At the turn of the sixteenth century, Caterina recorded over four hundred recipes for beauty and health – along with a healthy sprinkling of alchemical formulas – in a manuscript titled Experimenti, or Experiments. Extant in a sixteenth-century transcription produced by Lucantonio Cuppano (1507-1557), the manuscript includes directions for making lip colors, lotions, and hair dye (with a distinct preference for a blond or red tint); prescriptions for treating ailments from fever and headache to epilepsy and infertility; and recipes for improving libido and “restoring” virginity (more on this in my article, “Impotence and Corruption: Sexual Function and Dysfunction in Early Modern Italian Books of Secrets”). Most valuable of all, it offers instructions for producing the transmutatory philosopher’s stone and quintessence: the elixir thought to cure all illness, protect against disease, and prolong youth (perhaps indefinitely).
Talc is the star of the earth and has gleaming scales; it is found on the isle of Cyprus and its color is similar to citrine; in a mass it looks green, and dissolved in air it looks crystalline; and it has the following virtues, not to mention others not noted in this book, which will be the alchemist’s desire to discover: First, to make women beautiful and remove all spots or marks from the face, such that a woman of sixty will appear to be twenty. . . . Also . . . mixed with white wine, its powder will cure one who is poisoned; and he who drinks the powder in white wine will be protected that day from poison and all disease or plague. . . . Also . . . this water turns silver to gold, and makes false jewels perfect and fine.

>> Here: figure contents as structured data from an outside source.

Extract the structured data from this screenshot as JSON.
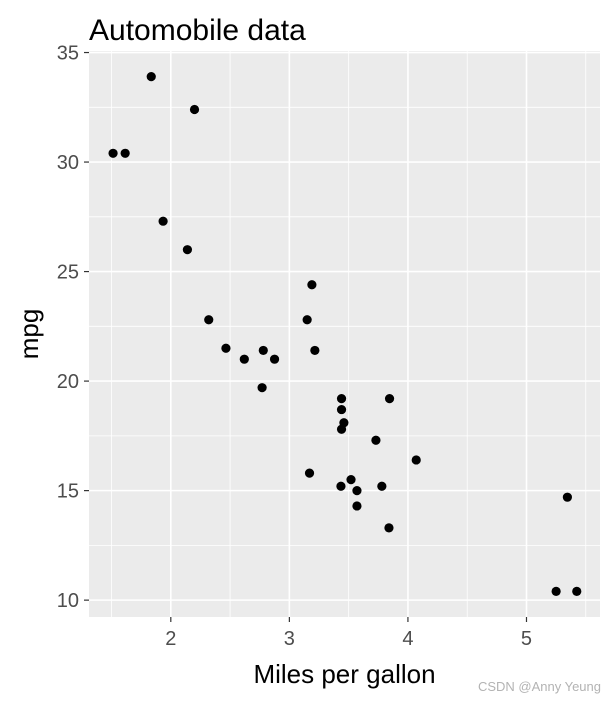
{
  "chart_data": {
    "type": "scatter",
    "title": "Automobile data",
    "xlabel": "Miles per gallon",
    "ylabel": "mpg",
    "xlim": [
      1.31,
      5.62
    ],
    "ylim": [
      9.23,
      35.07
    ],
    "xticks": [
      2,
      3,
      4,
      5
    ],
    "yticks": [
      10,
      15,
      20,
      25,
      30,
      35
    ],
    "grid": true,
    "legend": "none",
    "panel_background": "#ebebeb",
    "grid_color": "#ffffff",
    "point_color": "#000000",
    "x": [
      2.62,
      2.875,
      2.32,
      3.215,
      3.44,
      3.46,
      3.57,
      3.19,
      3.15,
      3.44,
      3.44,
      4.07,
      3.73,
      3.78,
      5.25,
      5.424,
      5.345,
      2.2,
      1.615,
      1.835,
      2.465,
      3.52,
      3.435,
      3.84,
      3.845,
      1.935,
      2.14,
      1.513,
      3.17,
      2.77,
      3.57,
      2.78
    ],
    "y": [
      21.0,
      21.0,
      22.8,
      21.4,
      18.7,
      18.1,
      14.3,
      24.4,
      22.8,
      19.2,
      17.8,
      16.4,
      17.3,
      15.2,
      10.4,
      10.4,
      14.7,
      32.4,
      30.4,
      33.9,
      21.5,
      15.5,
      15.2,
      13.3,
      19.2,
      27.3,
      26.0,
      30.4,
      15.8,
      19.7,
      15.0,
      21.4
    ]
  },
  "watermark": "CSDN @Anny Yeung"
}
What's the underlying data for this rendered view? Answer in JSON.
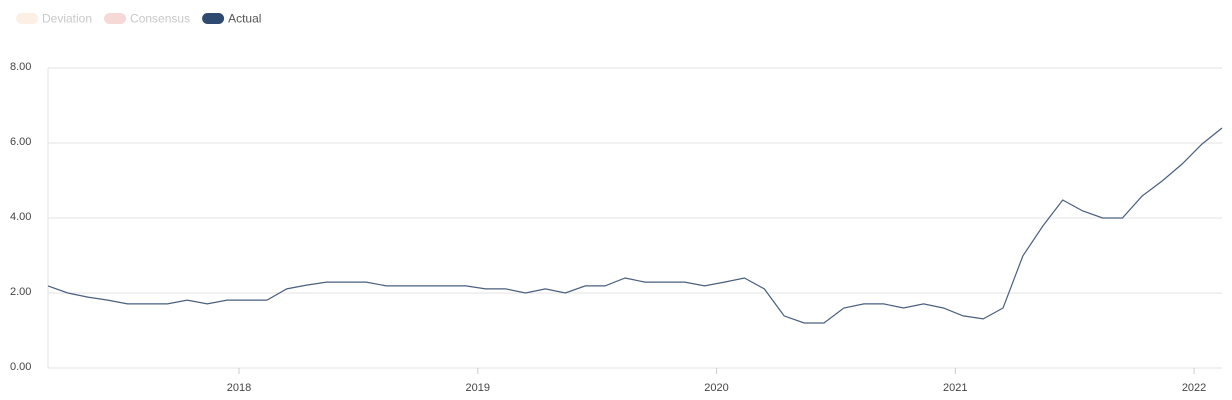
{
  "chart_data": {
    "type": "line",
    "legend": [
      {
        "name": "Deviation",
        "color": "#fcefe3",
        "text_color": "#c8c8c8"
      },
      {
        "name": "Consensus",
        "color": "#f6d9d6",
        "text_color": "#c8c8c8"
      },
      {
        "name": "Actual",
        "color": "#2e4a70",
        "text_color": "#555555"
      }
    ],
    "x": [
      2017.2,
      2017.283,
      2017.367,
      2017.45,
      2017.533,
      2017.617,
      2017.7,
      2017.783,
      2017.867,
      2017.95,
      2018.033,
      2018.117,
      2018.2,
      2018.283,
      2018.367,
      2018.45,
      2018.533,
      2018.617,
      2018.7,
      2018.783,
      2018.867,
      2018.95,
      2019.033,
      2019.117,
      2019.2,
      2019.283,
      2019.367,
      2019.45,
      2019.533,
      2019.617,
      2019.7,
      2019.783,
      2019.867,
      2019.95,
      2020.033,
      2020.117,
      2020.2,
      2020.283,
      2020.367,
      2020.45,
      2020.533,
      2020.617,
      2020.7,
      2020.783,
      2020.867,
      2020.95,
      2021.033,
      2021.117,
      2021.2,
      2021.283,
      2021.367,
      2021.45,
      2021.533,
      2021.617,
      2021.7,
      2021.783,
      2021.867,
      2021.95,
      2022.033,
      2022.117
    ],
    "series": [
      {
        "name": "Actual",
        "color": "#4a5f80",
        "values": [
          2.19,
          2.0,
          1.89,
          1.81,
          1.71,
          1.71,
          1.71,
          1.81,
          1.71,
          1.81,
          1.81,
          1.81,
          2.11,
          2.21,
          2.29,
          2.29,
          2.29,
          2.19,
          2.19,
          2.19,
          2.19,
          2.19,
          2.11,
          2.11,
          2.0,
          2.11,
          2.0,
          2.19,
          2.19,
          2.4,
          2.29,
          2.29,
          2.29,
          2.19,
          2.29,
          2.4,
          2.11,
          1.39,
          1.2,
          1.2,
          1.6,
          1.71,
          1.71,
          1.6,
          1.71,
          1.6,
          1.39,
          1.31,
          1.6,
          2.99,
          3.79,
          4.48,
          4.19,
          4.0,
          4.0,
          4.59,
          4.99,
          5.44,
          5.97,
          6.4
        ]
      }
    ],
    "xlim": [
      2017.2,
      2022.117
    ],
    "xticks": [
      2018,
      2019,
      2020,
      2021,
      2022
    ],
    "ylim": [
      0,
      8
    ],
    "yticks": [
      {
        "value": 0,
        "label": "0.00"
      },
      {
        "value": 2,
        "label": "2.00"
      },
      {
        "value": 4,
        "label": "4.00"
      },
      {
        "value": 6,
        "label": "6.00"
      },
      {
        "value": 8,
        "label": "8.00"
      }
    ],
    "grid": true
  }
}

Multi-faceted recipes such as this one, informed by alchemical practice, abounded in early modern scientific culture. They circulated in manuscript and print, among men and women, by word of mouth and through epistolary, commercial and courtly networks.
Privileging direct experience, observation, and application over study or theoretical explanation, the recipes contained in Caterina Sforza’s Experimenti reflect the empirical and heterogeneous character of early modern science. Like the printed books of secrets that would explode in popularity in the early sixteenth century (described in William Eamon’s Science and the Secrets of Nature), Caterina’s manuscript collapses boundaries between alchemy and medicine, practical and arcane, home and court. Her pursuit of secrets was not just recorded in her manuscript, which she bequeathed to her son (the condottiere Giovanni dalle Bande Nere, father of Cosimo I de’ Medici). She also discussed it in letters to her apothecary, agents, family members, and other alchemical enthusiasts throughout Italy.
Sforza’s activity situates her at the origins of a Medici interest in alchemy and experiment that would stretch well into the seventeenth century, while also positioning her within the wider panorama of early modern women’s scientific activity. She was not alone in this activity: women’s involvement in scientific culture was wide-ranging and diverse, and the language of recipes proved useful in a variety of contexts, including the Renaissance debate over women. By 1600, Moderata Fonte, in her dialogue, Il Merito delle donne (The Worth of Women), would contrast the efficacy and straightforwardness of certain medicinal and cosmetic recipes – capable of curing illness or transforming appearance – with the impossible task of finding a recipe for teaching men to respect women as their equals.
 Experimenti de la Ex[ellentissi]ma S]igno]ra Caterina da Furlj Matre de lo inllux[trissi]mo S[ignor] Giovanni de Medici, in Caterina Sforza, ed. Pier Desiderio Pasolini, v. 3, 617-618 (Rome: Loescher, 1893). Cuppano’s sixteenth-century transcription is held in a private archive.